The article also explained that the ratings agency Standard & Poor had warned against growing losses due to subprime auto loans. But the article said:

Despite such warnings, the volume of total subprime auto loans increased roughly 15 percent, to $145.6 billion, in the first three months of this year from a year earlier, according to Experian, a credit rating firm.

Research shows that the subprime credit-card push from banks began as far back as 2011 (as did subprime auto loans). The New York Times, in an April 10, 2012 article, explained:

Credit card lenders gave out 1.1 million new cards to borrowers with damaged credit in December, up 12.3 percent from the same month a year earlier, according to Equifax’s credit trends report released in March. These borrowers accounted for 23 percent of new auto loans in the fourth quarter of 2011, up from 17 percent in the same period of 2009, Experian, a credit scoring firm, said.
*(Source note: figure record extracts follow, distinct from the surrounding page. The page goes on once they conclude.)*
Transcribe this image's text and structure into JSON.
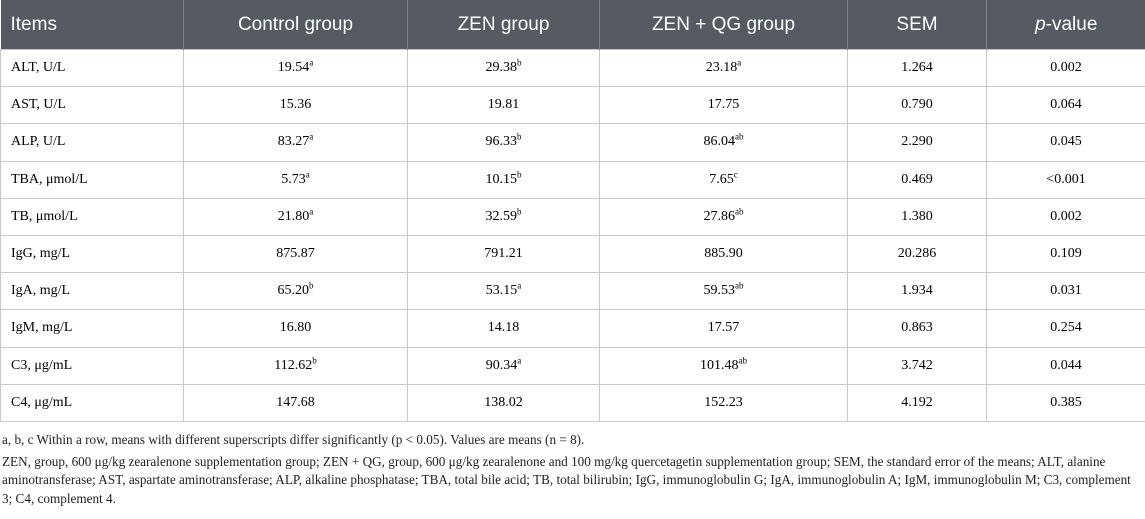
{
  "table": {
    "headers": [
      "Items",
      "Control group",
      "ZEN group",
      "ZEN + QG group",
      "SEM",
      "p-value"
    ],
    "rows": [
      {
        "item": "ALT, U/L",
        "control": "19.54",
        "control_sup": "a",
        "zen": "29.38",
        "zen_sup": "b",
        "zenqg": "23.18",
        "zenqg_sup": "a",
        "sem": "1.264",
        "p": "0.002"
      },
      {
        "item": "AST, U/L",
        "control": "15.36",
        "control_sup": "",
        "zen": "19.81",
        "zen_sup": "",
        "zenqg": "17.75",
        "zenqg_sup": "",
        "sem": "0.790",
        "p": "0.064"
      },
      {
        "item": "ALP, U/L",
        "control": "83.27",
        "control_sup": "a",
        "zen": "96.33",
        "zen_sup": "b",
        "zenqg": "86.04",
        "zenqg_sup": "ab",
        "sem": "2.290",
        "p": "0.045"
      },
      {
        "item": "TBA, μmol/L",
        "control": "5.73",
        "control_sup": "a",
        "zen": "10.15",
        "zen_sup": "b",
        "zenqg": "7.65",
        "zenqg_sup": "c",
        "sem": "0.469",
        "p": "<0.001"
      },
      {
        "item": "TB, μmol/L",
        "control": "21.80",
        "control_sup": "a",
        "zen": "32.59",
        "zen_sup": "b",
        "zenqg": "27.86",
        "zenqg_sup": "ab",
        "sem": "1.380",
        "p": "0.002"
      },
      {
        "item": "IgG, mg/L",
        "control": "875.87",
        "control_sup": "",
        "zen": "791.21",
        "zen_sup": "",
        "zenqg": "885.90",
        "zenqg_sup": "",
        "sem": "20.286",
        "p": "0.109"
      },
      {
        "item": "IgA, mg/L",
        "control": "65.20",
        "control_sup": "b",
        "zen": "53.15",
        "zen_sup": "a",
        "zenqg": "59.53",
        "zenqg_sup": "ab",
        "sem": "1.934",
        "p": "0.031"
      },
      {
        "item": "IgM, mg/L",
        "control": "16.80",
        "control_sup": "",
        "zen": "14.18",
        "zen_sup": "",
        "zenqg": "17.57",
        "zenqg_sup": "",
        "sem": "0.863",
        "p": "0.254"
      },
      {
        "item": "C3, μg/mL",
        "control": "112.62",
        "control_sup": "b",
        "zen": "90.34",
        "zen_sup": "a",
        "zenqg": "101.48",
        "zenqg_sup": "ab",
        "sem": "3.742",
        "p": "0.044"
      },
      {
        "item": "C4, μg/mL",
        "control": "147.68",
        "control_sup": "",
        "zen": "138.02",
        "zen_sup": "",
        "zenqg": "152.23",
        "zenqg_sup": "",
        "sem": "4.192",
        "p": "0.385"
      }
    ]
  },
  "footnotes": {
    "line1": "a, b, c Within a row, means with different superscripts differ significantly (p < 0.05). Values are means (n = 8).",
    "line2": "ZEN, group, 600 μg/kg zearalenone supplementation group; ZEN + QG, group, 600 μg/kg zearalenone and 100 mg/kg quercetagetin supplementation group; SEM, the standard error of the means; ALT, alanine aminotransferase; AST, aspartate aminotransferase; ALP, alkaline phosphatase; TBA, total bile acid; TB, total bilirubin; IgG, immunoglobulin G; IgA, immunoglobulin A; IgM, immunoglobulin M; C3, complement 3; C4, complement 4."
  },
  "colors": {
    "header_bg": "#555a63",
    "header_text": "#ffffff",
    "grid": "#c8c8c8"
  }
}
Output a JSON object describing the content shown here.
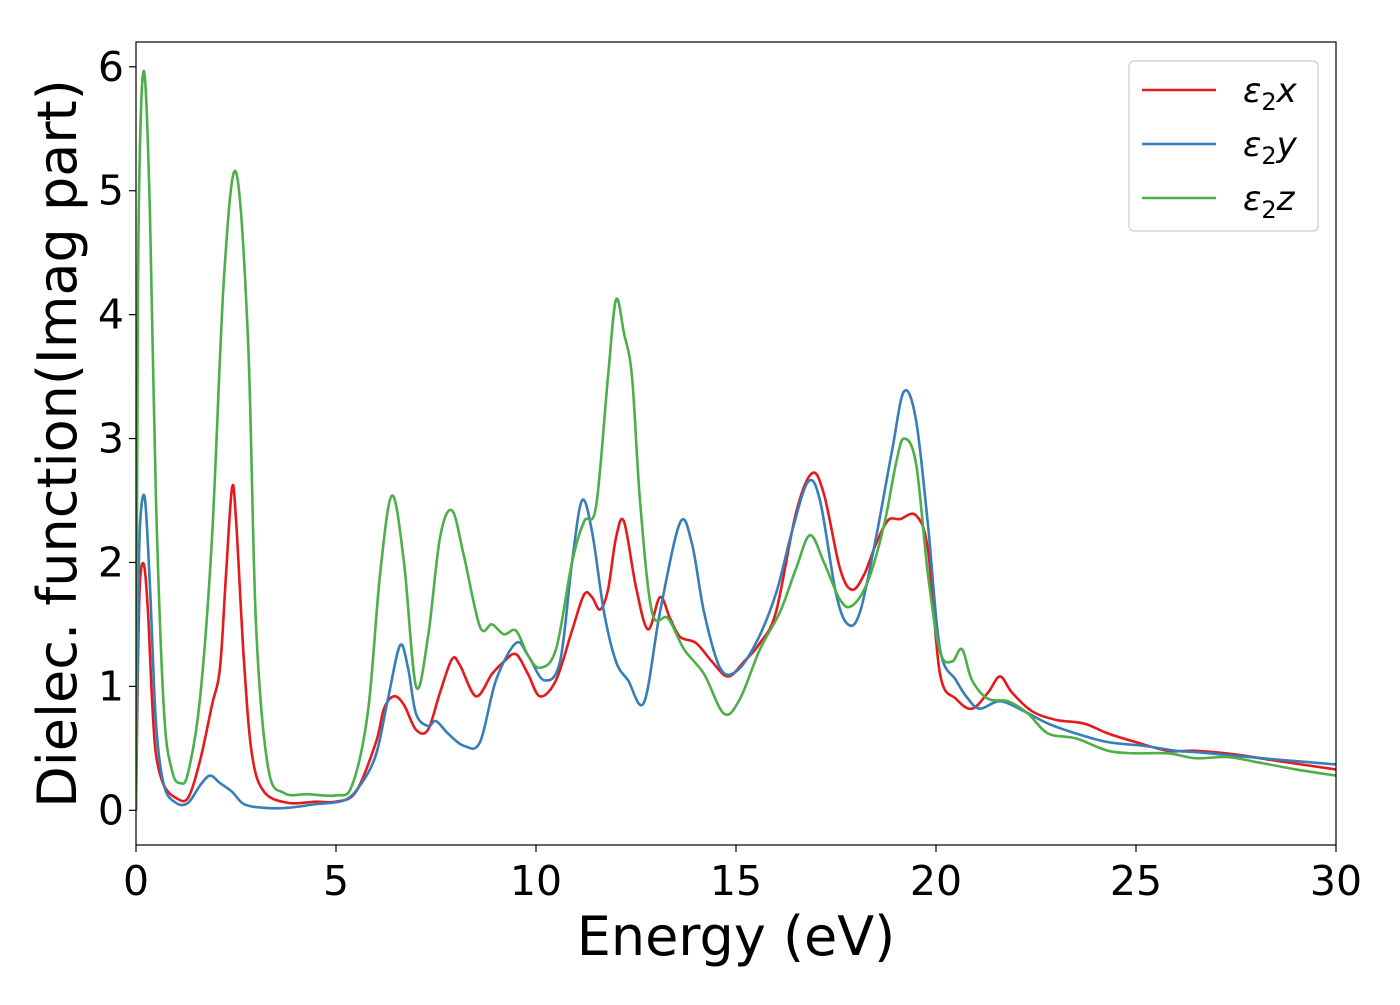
{
  "chart_data": {
    "type": "line",
    "title": "",
    "xlabel": "Energy (eV)",
    "ylabel": "Dielec. function(Imag part)",
    "xlim": [
      0,
      30
    ],
    "ylim": [
      -0.28,
      6.2
    ],
    "xticks": [
      0,
      5,
      10,
      15,
      20,
      25,
      30
    ],
    "yticks": [
      0,
      1,
      2,
      3,
      4,
      5,
      6
    ],
    "grid": false,
    "legend_position": "top-right",
    "series": [
      {
        "name": "ε2x",
        "legend": {
          "main": "ε",
          "sub": "2",
          "tail": "x"
        },
        "color": "#e41a1c",
        "points": [
          [
            0,
            0
          ],
          [
            0.05,
            1.2
          ],
          [
            0.1,
            1.85
          ],
          [
            0.2,
            1.98
          ],
          [
            0.3,
            1.6
          ],
          [
            0.4,
            0.9
          ],
          [
            0.5,
            0.45
          ],
          [
            0.7,
            0.2
          ],
          [
            1.0,
            0.1
          ],
          [
            1.3,
            0.1
          ],
          [
            1.6,
            0.4
          ],
          [
            1.9,
            0.85
          ],
          [
            2.1,
            1.15
          ],
          [
            2.25,
            1.9
          ],
          [
            2.4,
            2.6
          ],
          [
            2.5,
            2.35
          ],
          [
            2.7,
            1.2
          ],
          [
            2.9,
            0.45
          ],
          [
            3.2,
            0.15
          ],
          [
            3.8,
            0.06
          ],
          [
            4.5,
            0.07
          ],
          [
            5.0,
            0.07
          ],
          [
            5.5,
            0.15
          ],
          [
            6.0,
            0.55
          ],
          [
            6.2,
            0.82
          ],
          [
            6.45,
            0.92
          ],
          [
            6.7,
            0.85
          ],
          [
            7.0,
            0.65
          ],
          [
            7.3,
            0.65
          ],
          [
            7.6,
            0.95
          ],
          [
            7.9,
            1.22
          ],
          [
            8.1,
            1.17
          ],
          [
            8.5,
            0.92
          ],
          [
            8.9,
            1.1
          ],
          [
            9.2,
            1.2
          ],
          [
            9.5,
            1.26
          ],
          [
            9.8,
            1.1
          ],
          [
            10.1,
            0.92
          ],
          [
            10.5,
            1.05
          ],
          [
            10.9,
            1.45
          ],
          [
            11.2,
            1.74
          ],
          [
            11.4,
            1.72
          ],
          [
            11.6,
            1.62
          ],
          [
            11.8,
            1.78
          ],
          [
            12.0,
            2.2
          ],
          [
            12.2,
            2.33
          ],
          [
            12.5,
            1.8
          ],
          [
            12.8,
            1.46
          ],
          [
            13.1,
            1.72
          ],
          [
            13.35,
            1.55
          ],
          [
            13.6,
            1.4
          ],
          [
            14.0,
            1.35
          ],
          [
            14.4,
            1.2
          ],
          [
            14.8,
            1.08
          ],
          [
            15.2,
            1.2
          ],
          [
            15.6,
            1.35
          ],
          [
            16.0,
            1.6
          ],
          [
            16.5,
            2.4
          ],
          [
            16.9,
            2.72
          ],
          [
            17.2,
            2.55
          ],
          [
            17.6,
            1.95
          ],
          [
            17.9,
            1.78
          ],
          [
            18.2,
            1.9
          ],
          [
            18.5,
            2.15
          ],
          [
            18.8,
            2.34
          ],
          [
            19.1,
            2.35
          ],
          [
            19.5,
            2.38
          ],
          [
            19.8,
            2.1
          ],
          [
            20.1,
            1.1
          ],
          [
            20.5,
            0.9
          ],
          [
            20.9,
            0.82
          ],
          [
            21.3,
            0.95
          ],
          [
            21.6,
            1.08
          ],
          [
            21.9,
            0.95
          ],
          [
            22.4,
            0.8
          ],
          [
            23.0,
            0.73
          ],
          [
            23.7,
            0.7
          ],
          [
            24.3,
            0.62
          ],
          [
            25.0,
            0.55
          ],
          [
            25.8,
            0.48
          ],
          [
            26.5,
            0.48
          ],
          [
            27.5,
            0.45
          ],
          [
            28.5,
            0.4
          ],
          [
            30,
            0.33
          ]
        ]
      },
      {
        "name": "ε2y",
        "legend": {
          "main": "ε",
          "sub": "2",
          "tail": "y"
        },
        "color": "#377eb8",
        "points": [
          [
            0,
            0
          ],
          [
            0.05,
            1.5
          ],
          [
            0.1,
            2.3
          ],
          [
            0.22,
            2.52
          ],
          [
            0.35,
            1.8
          ],
          [
            0.5,
            0.7
          ],
          [
            0.7,
            0.2
          ],
          [
            1.0,
            0.06
          ],
          [
            1.3,
            0.06
          ],
          [
            1.6,
            0.2
          ],
          [
            1.85,
            0.28
          ],
          [
            2.1,
            0.22
          ],
          [
            2.4,
            0.15
          ],
          [
            2.7,
            0.05
          ],
          [
            3.2,
            0.02
          ],
          [
            3.8,
            0.02
          ],
          [
            4.5,
            0.05
          ],
          [
            5.2,
            0.08
          ],
          [
            5.6,
            0.2
          ],
          [
            6.0,
            0.45
          ],
          [
            6.3,
            0.9
          ],
          [
            6.6,
            1.33
          ],
          [
            6.8,
            1.15
          ],
          [
            7.0,
            0.78
          ],
          [
            7.3,
            0.68
          ],
          [
            7.5,
            0.72
          ],
          [
            7.8,
            0.62
          ],
          [
            8.2,
            0.52
          ],
          [
            8.6,
            0.55
          ],
          [
            9.0,
            1.05
          ],
          [
            9.5,
            1.35
          ],
          [
            9.8,
            1.25
          ],
          [
            10.2,
            1.05
          ],
          [
            10.6,
            1.2
          ],
          [
            10.9,
            2.0
          ],
          [
            11.15,
            2.5
          ],
          [
            11.4,
            2.25
          ],
          [
            11.7,
            1.6
          ],
          [
            12.0,
            1.2
          ],
          [
            12.3,
            1.05
          ],
          [
            12.7,
            0.87
          ],
          [
            13.1,
            1.6
          ],
          [
            13.6,
            2.32
          ],
          [
            13.9,
            2.15
          ],
          [
            14.2,
            1.6
          ],
          [
            14.6,
            1.15
          ],
          [
            15.0,
            1.12
          ],
          [
            15.5,
            1.35
          ],
          [
            16.0,
            1.75
          ],
          [
            16.4,
            2.25
          ],
          [
            16.8,
            2.65
          ],
          [
            17.1,
            2.5
          ],
          [
            17.5,
            1.75
          ],
          [
            17.8,
            1.5
          ],
          [
            18.1,
            1.6
          ],
          [
            18.5,
            2.2
          ],
          [
            18.9,
            2.9
          ],
          [
            19.2,
            3.38
          ],
          [
            19.5,
            3.15
          ],
          [
            19.8,
            2.3
          ],
          [
            20.1,
            1.3
          ],
          [
            20.5,
            1.05
          ],
          [
            20.8,
            0.9
          ],
          [
            21.1,
            0.82
          ],
          [
            21.6,
            0.88
          ],
          [
            22.2,
            0.8
          ],
          [
            22.8,
            0.7
          ],
          [
            23.5,
            0.62
          ],
          [
            24.3,
            0.55
          ],
          [
            25.2,
            0.52
          ],
          [
            26.0,
            0.48
          ],
          [
            26.5,
            0.47
          ],
          [
            27.5,
            0.44
          ],
          [
            28.5,
            0.41
          ],
          [
            30,
            0.37
          ]
        ]
      },
      {
        "name": "ε2z",
        "legend": {
          "main": "ε",
          "sub": "2",
          "tail": "z"
        },
        "color": "#4daf4a",
        "points": [
          [
            0,
            0
          ],
          [
            0.05,
            4.2
          ],
          [
            0.12,
            5.6
          ],
          [
            0.22,
            5.92
          ],
          [
            0.35,
            4.8
          ],
          [
            0.5,
            2.5
          ],
          [
            0.7,
            0.8
          ],
          [
            0.9,
            0.32
          ],
          [
            1.1,
            0.22
          ],
          [
            1.3,
            0.3
          ],
          [
            1.6,
            0.9
          ],
          [
            1.9,
            2.2
          ],
          [
            2.2,
            4.3
          ],
          [
            2.5,
            5.15
          ],
          [
            2.8,
            3.8
          ],
          [
            3.0,
            1.5
          ],
          [
            3.3,
            0.35
          ],
          [
            3.7,
            0.14
          ],
          [
            4.3,
            0.13
          ],
          [
            5.0,
            0.12
          ],
          [
            5.4,
            0.2
          ],
          [
            5.8,
            0.8
          ],
          [
            6.1,
            1.9
          ],
          [
            6.4,
            2.54
          ],
          [
            6.7,
            2.0
          ],
          [
            7.0,
            1.0
          ],
          [
            7.3,
            1.4
          ],
          [
            7.6,
            2.2
          ],
          [
            7.9,
            2.42
          ],
          [
            8.2,
            2.05
          ],
          [
            8.6,
            1.48
          ],
          [
            8.9,
            1.5
          ],
          [
            9.2,
            1.42
          ],
          [
            9.5,
            1.45
          ],
          [
            9.8,
            1.25
          ],
          [
            10.1,
            1.15
          ],
          [
            10.5,
            1.3
          ],
          [
            10.9,
            2.0
          ],
          [
            11.2,
            2.33
          ],
          [
            11.5,
            2.45
          ],
          [
            11.8,
            3.5
          ],
          [
            12.0,
            4.12
          ],
          [
            12.2,
            3.85
          ],
          [
            12.4,
            3.5
          ],
          [
            12.6,
            2.5
          ],
          [
            12.9,
            1.6
          ],
          [
            13.3,
            1.55
          ],
          [
            13.7,
            1.3
          ],
          [
            14.2,
            1.1
          ],
          [
            14.7,
            0.78
          ],
          [
            15.1,
            0.9
          ],
          [
            15.6,
            1.3
          ],
          [
            16.1,
            1.6
          ],
          [
            16.5,
            1.95
          ],
          [
            16.85,
            2.22
          ],
          [
            17.2,
            2.0
          ],
          [
            17.6,
            1.7
          ],
          [
            17.9,
            1.65
          ],
          [
            18.3,
            1.85
          ],
          [
            18.7,
            2.3
          ],
          [
            19.0,
            2.8
          ],
          [
            19.2,
            3.0
          ],
          [
            19.5,
            2.8
          ],
          [
            19.8,
            1.9
          ],
          [
            20.1,
            1.28
          ],
          [
            20.4,
            1.2
          ],
          [
            20.65,
            1.3
          ],
          [
            20.9,
            1.05
          ],
          [
            21.3,
            0.9
          ],
          [
            21.8,
            0.88
          ],
          [
            22.3,
            0.78
          ],
          [
            22.8,
            0.62
          ],
          [
            23.5,
            0.58
          ],
          [
            24.3,
            0.48
          ],
          [
            25.0,
            0.46
          ],
          [
            25.8,
            0.46
          ],
          [
            26.5,
            0.42
          ],
          [
            27.3,
            0.43
          ],
          [
            28.0,
            0.39
          ],
          [
            29.0,
            0.33
          ],
          [
            30,
            0.28
          ]
        ]
      }
    ]
  }
}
Where does that put American households today? USA Today reported July 29:

More than a third of the country is in trouble when it comes to paying debts on time; 35% of Americans have debt in collections, according to a study out Tuesday from the Urban Institute, which analyzed the credit files of 7 million Americans.

 

That means the debt is so far past due that the account has been closed and placed in collections. This typically happens after the bill hasn’t been paid for 180 days. It also means the debt has been reported to credit bureaus and can affect someone’s credit score.

 

The 77 million Americans with debt in collections owe an average of $5,200. That includes debt from credit card bills, child support, medical bills, utility bills, parking tickets or membership fees.

That’s debt in collections. Overall, Americans’ credit card debt is $1 trillion. Add to that an over $1 trillion college-loan debt,  a national debt of $12.5 trillion (held by the public), and national infrastructure needs of $2.3 trillion, the economy is shaky.

Still, the major problem worldwide remains Wall Street’s ravenous growth in derivatives. Peculiar Progressive earlier reported that the Bank of International Settlements (BIS) issued a report stating great concern over the derivatives market, now over $700 trillion, much greater than its $600 trillion at the time of the 2007 global economic crash.

The EOCD’s White, who is a former economist for the BIS, said he concurred with the report’s concern.